Os moradores de Michangulane não se recordam não tem memória da presença da presença, naquela localidade, de uma organização ou agentes do Ministério da Saúde a fazer campanhas de sensibilização para a prevenção do HIV/SIDA e testagem voluntária. Para se informarem do seu estado serológico, as pessoas deslocam-se a Mahelane ou Changalane ou ainda Goba.
“Visitamos as pessoas em tratamento antiretroviral e fazemos perceber a importância do medicamento na melhoria da qualidade de vida do paciente”, informou-nos.

Alfredo Macaringue
Sexo e bebidas divertem jovens
Quando anoitece, a maioria dos jovens desloca-se as barracas que se encontram junto a estrada que liga Boane e Changalane. É lá onde quase tudo acontece: Bebe-se, fuma-se e pratica-se sexo ocasional.
A bebida chamada “Tentação” , com alto teor alcoólico, é a preferida por muitos jovens e idosos por ser a mais barata e acessível. Quando os jovens estão sob efeito de drogas, já não olham para a mulher com a qual se envolvem.
“ As meninas daqui não são sérias envolvem-se com muitos parceiros. Uma rapariga pode se envolver com cinco homens”, lamentou Gildo Massingue, 22 anos.
Nestes locais de diversão nocturna, frequentam também crianças e adolescentes. Em Moçambique, a lei não permite a entrada em locais de diversão nocturna, a pessoas com idade inferior a 18 anos, mas em Michangulane, como em outros locais, este instrumento legal não é cumprido.
As raparigas ficam grávidas ainda cedo. Não tem marido. Acrescem a responsabilidade aos pais de cuidar de mais crianças. “ Quando estão grávidas desistem a escola mesmo tendo condições para lá chegar” observa Leonardo, um morador do bairro.

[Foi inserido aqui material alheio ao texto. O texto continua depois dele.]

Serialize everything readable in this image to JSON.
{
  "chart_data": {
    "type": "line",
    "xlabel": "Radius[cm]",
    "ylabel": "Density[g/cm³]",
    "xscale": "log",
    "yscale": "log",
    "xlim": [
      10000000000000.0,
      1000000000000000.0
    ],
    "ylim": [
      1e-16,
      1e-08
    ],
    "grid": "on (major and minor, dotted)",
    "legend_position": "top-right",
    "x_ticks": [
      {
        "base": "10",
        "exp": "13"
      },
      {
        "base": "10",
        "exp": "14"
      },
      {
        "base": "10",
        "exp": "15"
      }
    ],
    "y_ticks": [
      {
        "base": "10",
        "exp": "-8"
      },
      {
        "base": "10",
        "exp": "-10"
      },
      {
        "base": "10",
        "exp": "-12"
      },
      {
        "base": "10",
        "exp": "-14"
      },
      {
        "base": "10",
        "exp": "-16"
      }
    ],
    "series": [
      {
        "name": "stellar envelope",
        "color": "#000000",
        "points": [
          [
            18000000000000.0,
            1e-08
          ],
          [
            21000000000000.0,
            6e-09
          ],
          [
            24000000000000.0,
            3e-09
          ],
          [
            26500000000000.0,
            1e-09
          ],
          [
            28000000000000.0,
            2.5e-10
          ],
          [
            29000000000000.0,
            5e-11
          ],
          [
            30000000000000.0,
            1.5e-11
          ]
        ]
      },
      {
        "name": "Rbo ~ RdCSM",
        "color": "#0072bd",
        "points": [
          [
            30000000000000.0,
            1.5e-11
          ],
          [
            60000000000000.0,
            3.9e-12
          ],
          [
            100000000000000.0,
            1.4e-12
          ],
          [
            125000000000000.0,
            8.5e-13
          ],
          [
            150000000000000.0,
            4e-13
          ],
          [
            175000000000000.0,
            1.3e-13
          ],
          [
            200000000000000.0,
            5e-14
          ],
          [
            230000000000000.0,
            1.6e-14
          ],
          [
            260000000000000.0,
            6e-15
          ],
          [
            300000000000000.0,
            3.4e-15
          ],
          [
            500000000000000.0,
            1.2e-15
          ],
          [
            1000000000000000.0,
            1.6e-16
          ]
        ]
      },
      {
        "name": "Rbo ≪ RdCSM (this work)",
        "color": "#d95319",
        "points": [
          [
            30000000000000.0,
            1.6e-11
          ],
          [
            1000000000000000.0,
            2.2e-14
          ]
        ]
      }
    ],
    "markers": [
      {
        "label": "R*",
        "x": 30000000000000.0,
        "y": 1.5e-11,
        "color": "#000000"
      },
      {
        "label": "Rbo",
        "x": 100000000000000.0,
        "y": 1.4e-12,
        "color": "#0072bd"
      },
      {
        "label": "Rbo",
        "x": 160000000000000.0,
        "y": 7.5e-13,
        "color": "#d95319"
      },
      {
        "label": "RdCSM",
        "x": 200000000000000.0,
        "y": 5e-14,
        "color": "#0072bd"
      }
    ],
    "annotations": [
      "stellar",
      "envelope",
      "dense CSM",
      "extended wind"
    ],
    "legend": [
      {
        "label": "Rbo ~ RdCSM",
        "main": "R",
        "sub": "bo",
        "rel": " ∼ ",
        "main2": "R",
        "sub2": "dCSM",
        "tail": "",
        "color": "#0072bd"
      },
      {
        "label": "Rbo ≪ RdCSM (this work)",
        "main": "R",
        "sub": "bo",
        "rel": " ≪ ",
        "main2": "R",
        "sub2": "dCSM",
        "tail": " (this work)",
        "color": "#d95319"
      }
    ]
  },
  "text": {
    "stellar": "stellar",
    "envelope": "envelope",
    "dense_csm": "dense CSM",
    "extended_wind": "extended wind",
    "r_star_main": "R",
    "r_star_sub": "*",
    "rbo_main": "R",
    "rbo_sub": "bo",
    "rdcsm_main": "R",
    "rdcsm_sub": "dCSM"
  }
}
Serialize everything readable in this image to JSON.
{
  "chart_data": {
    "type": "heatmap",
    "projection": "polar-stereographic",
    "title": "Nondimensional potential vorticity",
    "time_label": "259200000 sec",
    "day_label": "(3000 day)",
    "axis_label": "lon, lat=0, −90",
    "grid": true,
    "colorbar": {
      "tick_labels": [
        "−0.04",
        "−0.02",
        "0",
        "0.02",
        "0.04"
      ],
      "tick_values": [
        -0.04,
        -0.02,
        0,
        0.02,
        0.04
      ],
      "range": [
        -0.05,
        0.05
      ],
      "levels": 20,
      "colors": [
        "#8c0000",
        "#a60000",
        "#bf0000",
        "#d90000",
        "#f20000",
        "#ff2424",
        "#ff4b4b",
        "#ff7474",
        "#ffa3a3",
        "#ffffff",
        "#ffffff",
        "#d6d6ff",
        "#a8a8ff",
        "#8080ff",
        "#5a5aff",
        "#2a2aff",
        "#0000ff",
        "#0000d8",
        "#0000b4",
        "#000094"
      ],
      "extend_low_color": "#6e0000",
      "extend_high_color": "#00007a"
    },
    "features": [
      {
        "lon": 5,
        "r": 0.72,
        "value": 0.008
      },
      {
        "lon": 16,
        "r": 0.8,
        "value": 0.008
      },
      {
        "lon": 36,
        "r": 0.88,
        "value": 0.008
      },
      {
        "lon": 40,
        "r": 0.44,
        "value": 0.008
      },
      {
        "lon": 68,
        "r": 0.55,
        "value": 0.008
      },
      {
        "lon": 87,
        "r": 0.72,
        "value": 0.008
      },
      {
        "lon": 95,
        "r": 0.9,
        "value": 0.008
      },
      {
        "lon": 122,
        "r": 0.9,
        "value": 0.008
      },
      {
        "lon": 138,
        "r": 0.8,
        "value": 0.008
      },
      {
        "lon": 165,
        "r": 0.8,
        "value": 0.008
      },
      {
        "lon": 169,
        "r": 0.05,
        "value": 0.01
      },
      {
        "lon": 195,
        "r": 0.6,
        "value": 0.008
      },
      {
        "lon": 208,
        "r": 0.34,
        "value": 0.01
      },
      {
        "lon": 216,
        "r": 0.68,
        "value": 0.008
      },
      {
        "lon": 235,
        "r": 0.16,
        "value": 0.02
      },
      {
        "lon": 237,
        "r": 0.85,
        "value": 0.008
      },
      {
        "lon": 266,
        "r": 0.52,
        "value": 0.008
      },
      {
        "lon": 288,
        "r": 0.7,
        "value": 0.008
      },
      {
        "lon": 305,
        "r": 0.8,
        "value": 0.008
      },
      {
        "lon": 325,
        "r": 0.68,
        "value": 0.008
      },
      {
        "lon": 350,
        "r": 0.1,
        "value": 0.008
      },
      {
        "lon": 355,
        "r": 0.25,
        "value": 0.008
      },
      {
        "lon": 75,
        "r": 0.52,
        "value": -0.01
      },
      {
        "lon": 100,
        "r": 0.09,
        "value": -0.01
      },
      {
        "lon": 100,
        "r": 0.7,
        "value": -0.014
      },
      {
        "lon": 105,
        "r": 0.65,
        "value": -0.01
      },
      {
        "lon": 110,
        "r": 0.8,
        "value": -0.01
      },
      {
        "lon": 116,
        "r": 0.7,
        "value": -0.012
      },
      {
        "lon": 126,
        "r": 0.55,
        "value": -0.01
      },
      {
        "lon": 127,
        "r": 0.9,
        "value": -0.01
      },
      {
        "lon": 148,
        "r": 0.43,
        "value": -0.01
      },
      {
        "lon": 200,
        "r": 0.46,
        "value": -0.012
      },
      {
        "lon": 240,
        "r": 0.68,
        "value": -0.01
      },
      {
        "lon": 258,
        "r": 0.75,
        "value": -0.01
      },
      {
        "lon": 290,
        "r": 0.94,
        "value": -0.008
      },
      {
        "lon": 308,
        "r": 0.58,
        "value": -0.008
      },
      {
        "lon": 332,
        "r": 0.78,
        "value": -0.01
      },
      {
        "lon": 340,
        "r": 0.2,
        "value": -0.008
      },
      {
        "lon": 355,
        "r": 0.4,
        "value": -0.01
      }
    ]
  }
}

“A localidade precisa de ser parcelada e definir-se locais para a construção de parques de diversão para menores de idade porque acabam recorrendo a barracas por falta de alternativas”, sugere Inácio Massinga, 23 anos.

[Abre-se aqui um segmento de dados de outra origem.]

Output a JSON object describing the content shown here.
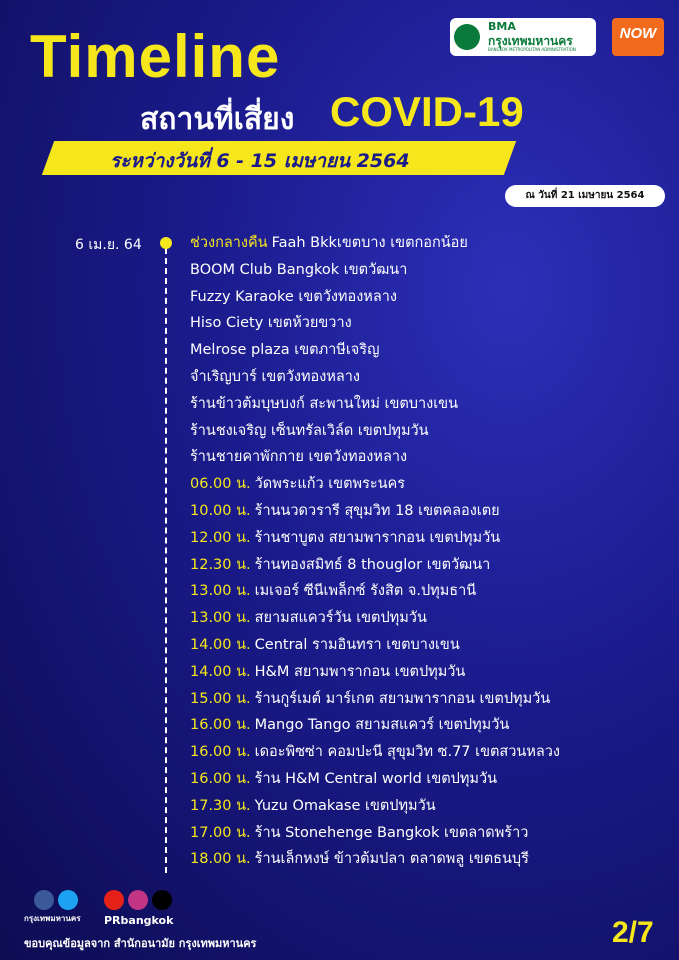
{
  "header": {
    "title": "Timeline",
    "subtitle_thai": "สถานที่เสี่ยง",
    "subtitle_covid": "COVID-19",
    "date_range": "ระหว่างวันที่ 6 - 15 เมษายน 2564",
    "as_of": "ณ วันที่ 21 เมษายน 2564",
    "logo_bma": "BMA",
    "logo_bma_thai": "กรุงเทพมหานคร",
    "logo_bma_english": "BANGKOK METROPOLITAN ADMINISTRATION",
    "logo_now": "NOW"
  },
  "timeline": {
    "date": "6 เม.ย. 64",
    "items": [
      {
        "time": "ช่วงกลางคืน",
        "text": "Faah Bkkเขตบาง เขตกอกน้อย"
      },
      {
        "text": "BOOM Club Bangkok เขตวัฒนา"
      },
      {
        "text": "Fuzzy Karaoke เขตวังทองหลาง"
      },
      {
        "text": "Hiso Ciety เขตห้วยขวาง"
      },
      {
        "text": "Melrose plaza เขตภาษีเจริญ"
      },
      {
        "text": "จำเริญบาร์ เขตวังทองหลาง"
      },
      {
        "text": "ร้านข้าวต้มบุษบงก์ สะพานใหม่ เขตบางเขน"
      },
      {
        "text": "ร้านชงเจริญ เซ็นทรัลเวิล์ด เขตปทุมวัน"
      },
      {
        "text": "ร้านชายคาพักกาย เขตวังทองหลาง"
      },
      {
        "time": "06.00 น.",
        "text": "วัดพระแก้ว เขตพระนคร"
      },
      {
        "time": "10.00 น.",
        "text": "ร้านนวดวรารี สุขุมวิท 18 เขตคลองเตย"
      },
      {
        "time": "12.00 น.",
        "text": "ร้านชาบูตง สยามพารากอน เขตปทุมวัน"
      },
      {
        "time": "12.30 น.",
        "text": "ร้านทองสมิทธ์ 8 thouglor เขตวัฒนา"
      },
      {
        "time": "13.00 น.",
        "text": "เมเจอร์ ซีนีเพล็กซ์ รังสิต จ.ปทุมธานี"
      },
      {
        "time": "13.00 น.",
        "text": "สยามสแควร์วัน เขตปทุมวัน"
      },
      {
        "time": "14.00 น.",
        "text": "Central รามอินทรา เขตบางเขน"
      },
      {
        "time": "14.00 น.",
        "text": "H&M สยามพารากอน เขตปทุมวัน"
      },
      {
        "time": "15.00 น.",
        "text": "ร้านกูร์เมต์ มาร์เกต สยามพารากอน เขตปทุมวัน"
      },
      {
        "time": "16.00 น.",
        "text": "Mango Tango สยามสแควร์ เขตปทุมวัน"
      },
      {
        "time": "16.00 น.",
        "text": "เดอะพิซซ่า คอมปะนี สุขุมวิท ซ.77 เขตสวนหลวง"
      },
      {
        "time": "16.00 น.",
        "text": "ร้าน H&M Central world เขตปทุมวัน"
      },
      {
        "time": "17.30 น.",
        "text": "Yuzu Omakase เขตปทุมวัน"
      },
      {
        "time": "17.00 น.",
        "text": "ร้าน Stonehenge Bangkok เขตลาดพร้าว"
      },
      {
        "time": "18.00 น.",
        "text": "ร้านเล็กหงษ์ ข้าวต้มปลา ตลาดพลู เขตธนบุรี"
      }
    ]
  },
  "footer": {
    "org": "กรุงเทพมหานคร",
    "social": "PRbangkok",
    "source": "ขอบคุณข้อมูลจาก สำนักอนามัย กรุงเทพมหานคร",
    "page": "2/7"
  }
}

Em caso de briga nas barracas não há posto policial onde a população possa recorrer na hora. “Os dirigentes e representantes de organizações passam por esta localidade para Goba e Changalane, mas se esquecem de nós”, queixa-se Macarringue.

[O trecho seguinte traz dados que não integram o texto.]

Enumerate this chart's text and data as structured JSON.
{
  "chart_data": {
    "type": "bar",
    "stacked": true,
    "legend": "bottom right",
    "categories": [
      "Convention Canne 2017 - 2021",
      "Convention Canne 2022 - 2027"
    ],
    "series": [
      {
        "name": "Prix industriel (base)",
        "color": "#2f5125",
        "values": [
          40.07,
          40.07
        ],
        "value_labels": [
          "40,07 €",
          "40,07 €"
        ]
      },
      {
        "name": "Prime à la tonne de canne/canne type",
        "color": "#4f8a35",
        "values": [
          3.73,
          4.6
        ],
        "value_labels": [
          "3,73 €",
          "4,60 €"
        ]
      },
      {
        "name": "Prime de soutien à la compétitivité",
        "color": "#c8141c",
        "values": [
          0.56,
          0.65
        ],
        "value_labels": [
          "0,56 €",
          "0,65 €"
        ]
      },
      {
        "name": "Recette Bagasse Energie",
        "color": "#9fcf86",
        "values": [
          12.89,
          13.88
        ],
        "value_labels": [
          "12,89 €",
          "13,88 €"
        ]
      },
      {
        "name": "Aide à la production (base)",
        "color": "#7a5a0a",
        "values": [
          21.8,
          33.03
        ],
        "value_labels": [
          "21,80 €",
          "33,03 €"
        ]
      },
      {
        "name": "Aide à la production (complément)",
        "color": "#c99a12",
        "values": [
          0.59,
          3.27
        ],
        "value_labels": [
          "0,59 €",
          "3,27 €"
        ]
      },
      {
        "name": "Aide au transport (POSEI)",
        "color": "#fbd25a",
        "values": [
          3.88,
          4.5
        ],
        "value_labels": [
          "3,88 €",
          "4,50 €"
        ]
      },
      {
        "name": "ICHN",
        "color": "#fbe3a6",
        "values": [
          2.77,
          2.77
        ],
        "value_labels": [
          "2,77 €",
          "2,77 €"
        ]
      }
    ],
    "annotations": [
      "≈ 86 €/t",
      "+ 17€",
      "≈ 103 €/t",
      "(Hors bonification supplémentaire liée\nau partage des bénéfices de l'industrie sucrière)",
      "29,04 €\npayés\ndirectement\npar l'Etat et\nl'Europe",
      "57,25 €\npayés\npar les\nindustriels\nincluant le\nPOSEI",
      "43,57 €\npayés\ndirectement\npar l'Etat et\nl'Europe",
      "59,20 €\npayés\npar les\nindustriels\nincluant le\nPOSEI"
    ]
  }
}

Para os habitantes e autoridades locais, Michangulane está abandonado. É uma localidade esquecida e que reclama por uma maior atenção por parte das autoridades governamentais a todos os níveis.
Muitas mortes poderão continuar a ocorrer se não for instalado um posto médico condigno em Michangulane . Também muitas vidas estarão em risco pelo ascendente da criminalidade e também por causa do HIV/SIDA que periga a vida de milhares de jovens.